Ayetül Kübra Bediüzzaman’ın 1938 yılında sürgün olarak gönderildiği Kastamonu’da Ramazan ayında Türkçe olarak telif ettiği bir Risaledir.
Çok severek okuduğum risalede bu Ramazan ayında farkettim ki ‘’İki Makam ve İki Bab’’ ifadelerini şimdiye kadar hep karıştırmışım zihnimde. Risalede ‘tanzim üzerine’ fark ettiklerimi dilim döndüğünce yazıya aktarmaya çalışayım.
Ayetü’l- Kübra Risalesi bir “Mühim bir ihtar ve ifade-i meram” ile başlar. Bir “Mukaddime” ve “İki Makam” şeklinde yazılmıştır. “Mukaddime” kısmı “dört mesele-i mühimme”den oluşur.
Ayetü’l Kübra’nın “Birinci Makamı” Arapça tefsirdir. “İkinci Makam” ise ‘Birinci Makam’ın bürhanlarının tercüme ve mealidir. ‘İki Bab’ dan oluşur. (Birinci ve İkinci Bab detayını başka bir yazımızda tahlil edelim. Şimdilik sadece Risalenin ‘genel tanzimi’ üzerinde duralım. Yazıyı okurken önünüzde 29. Lema ve 7. Şua Risaleleri açık olursa takip ettiğinizde Bediüzzaman’ın ince tanzimi daha iyi anlaşılacaktır.)
BİRİNCİ MAKAM- İKİNCİ MAKAM
Ayetül Kübranın ‘Birinci Makam’ı Arabi 29. Lema ‘İkinci Makam’ı ise Yedinci Şua’dır.
Bediüzzaman bunun izahını Yedinci Şua’nın giriş bölümlerine şöyle izah eder: ‘’’Birinci Makam’ baştan başa Arabi olduğundan içinden çıkarıldı, müstakil yazıldı’’

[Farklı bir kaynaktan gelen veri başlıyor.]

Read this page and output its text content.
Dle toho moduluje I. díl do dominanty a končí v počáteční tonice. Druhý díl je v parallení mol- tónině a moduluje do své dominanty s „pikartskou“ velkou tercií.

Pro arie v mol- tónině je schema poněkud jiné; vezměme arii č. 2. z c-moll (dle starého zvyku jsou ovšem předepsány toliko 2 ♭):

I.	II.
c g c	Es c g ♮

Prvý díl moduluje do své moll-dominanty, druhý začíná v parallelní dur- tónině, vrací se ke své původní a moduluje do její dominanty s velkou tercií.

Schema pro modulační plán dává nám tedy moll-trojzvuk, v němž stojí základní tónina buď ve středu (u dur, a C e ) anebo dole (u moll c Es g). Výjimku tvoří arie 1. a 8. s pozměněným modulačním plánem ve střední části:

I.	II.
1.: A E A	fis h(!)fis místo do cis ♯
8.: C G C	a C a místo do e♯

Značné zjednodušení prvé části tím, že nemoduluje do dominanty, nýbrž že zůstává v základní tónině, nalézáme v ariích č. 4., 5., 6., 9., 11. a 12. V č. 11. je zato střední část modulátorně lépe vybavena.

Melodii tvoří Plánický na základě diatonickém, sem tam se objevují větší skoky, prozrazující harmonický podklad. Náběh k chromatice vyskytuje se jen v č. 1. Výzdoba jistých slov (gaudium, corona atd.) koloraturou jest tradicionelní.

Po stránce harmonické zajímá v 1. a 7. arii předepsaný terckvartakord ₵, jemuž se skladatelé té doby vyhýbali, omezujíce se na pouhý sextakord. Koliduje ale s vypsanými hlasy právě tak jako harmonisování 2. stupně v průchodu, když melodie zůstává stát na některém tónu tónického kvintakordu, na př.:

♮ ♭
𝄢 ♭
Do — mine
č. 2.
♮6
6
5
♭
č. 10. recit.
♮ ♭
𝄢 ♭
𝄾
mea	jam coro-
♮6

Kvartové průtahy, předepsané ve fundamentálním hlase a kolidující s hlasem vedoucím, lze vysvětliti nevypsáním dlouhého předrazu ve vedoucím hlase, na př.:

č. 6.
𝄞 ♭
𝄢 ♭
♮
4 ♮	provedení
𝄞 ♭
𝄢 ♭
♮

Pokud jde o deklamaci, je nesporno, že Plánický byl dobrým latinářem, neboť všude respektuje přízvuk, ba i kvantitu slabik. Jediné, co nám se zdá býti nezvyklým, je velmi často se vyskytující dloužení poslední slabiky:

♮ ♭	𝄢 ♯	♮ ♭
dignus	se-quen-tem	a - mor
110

‘’Kainattan Halık’ını soran bir seyyahın müşahedatıdır’’ cümlesi ile başlayan Ayetül Kübra Risalesi aslında Risalenin ‘ikinci Makam’ıdır.
TEFEKKÜRNAME - 29. LEM’A
29. Lem’a ‘’İmana medar ali bir tefekkürname, tevhide dair yüksek bir marifetname’’ cümleleriyle takdim edilir. Hz. Ali’nin (ra) bu Lem’aya bir yönüyle ‘Ayetül Kübra’ adını vermesi onun kıymetini gösterir. Eserin ‘Giriş’ bölümünde ‘Namaz tesbihatında kalbe gelmiş, çok risaleleri netice vermiş, otuz sene aklın ve fikrin gıda ve ilacı olmuş bir marifetnamedir’ cümlesi bu açıdan dikkat çekicidir. Sübhanallah, Elhamdülillah, Allahuekber, Lailaheillallah kudsi kelimelerinin açıklamaları yapılır. Hz. Hızır’ın (as) virdi geniş olarak açıklanır.
HİZBÜL EKBER VE AYETÜL KÜBRA
Hizbi Ekber Ayetül Kübranın hülasasıdır. Bunların da hülasası ‘’Hülasatül hülasa’’ olarak Cevşen’in son kısmında yer almıştır. Bediüzzaman belli zamanlarda okunmasını tavsiye etmiştir: “Sizlere evvelce yetü’l-Kübrâ’nın Birinci Makamının hülâsası namıyla gönderdiğim parça, o Hizbin esasıdır. İhtiyarsız, o esasa küçük fıkralar ve bazı kayıtlar ilave edildiği vakit, birden başka bir şekil aldı; inkişaf ve inbisat ederek yetü’l-Kübrâ’nın misal-i müsağğarı gibi şehadet-i tevhidiyesi parladı; manaları ziyalandı, ruhuma, kalbime, fikrime büyük bir inşirah vermeye başladı. Ben de en yorgunluk ve usanç zamanımda onu mütefekkirâne okudum, büyük zevk ve şevk hissettim.” (Kastamonu Lahikası)
HÜLASA
Bu eşsiz Ramazan günlerinde çok kıymettar Ayetül Kübra Risalesini A’dan Z’ye tefekkür edip gözden geçirmeye gayret edelim.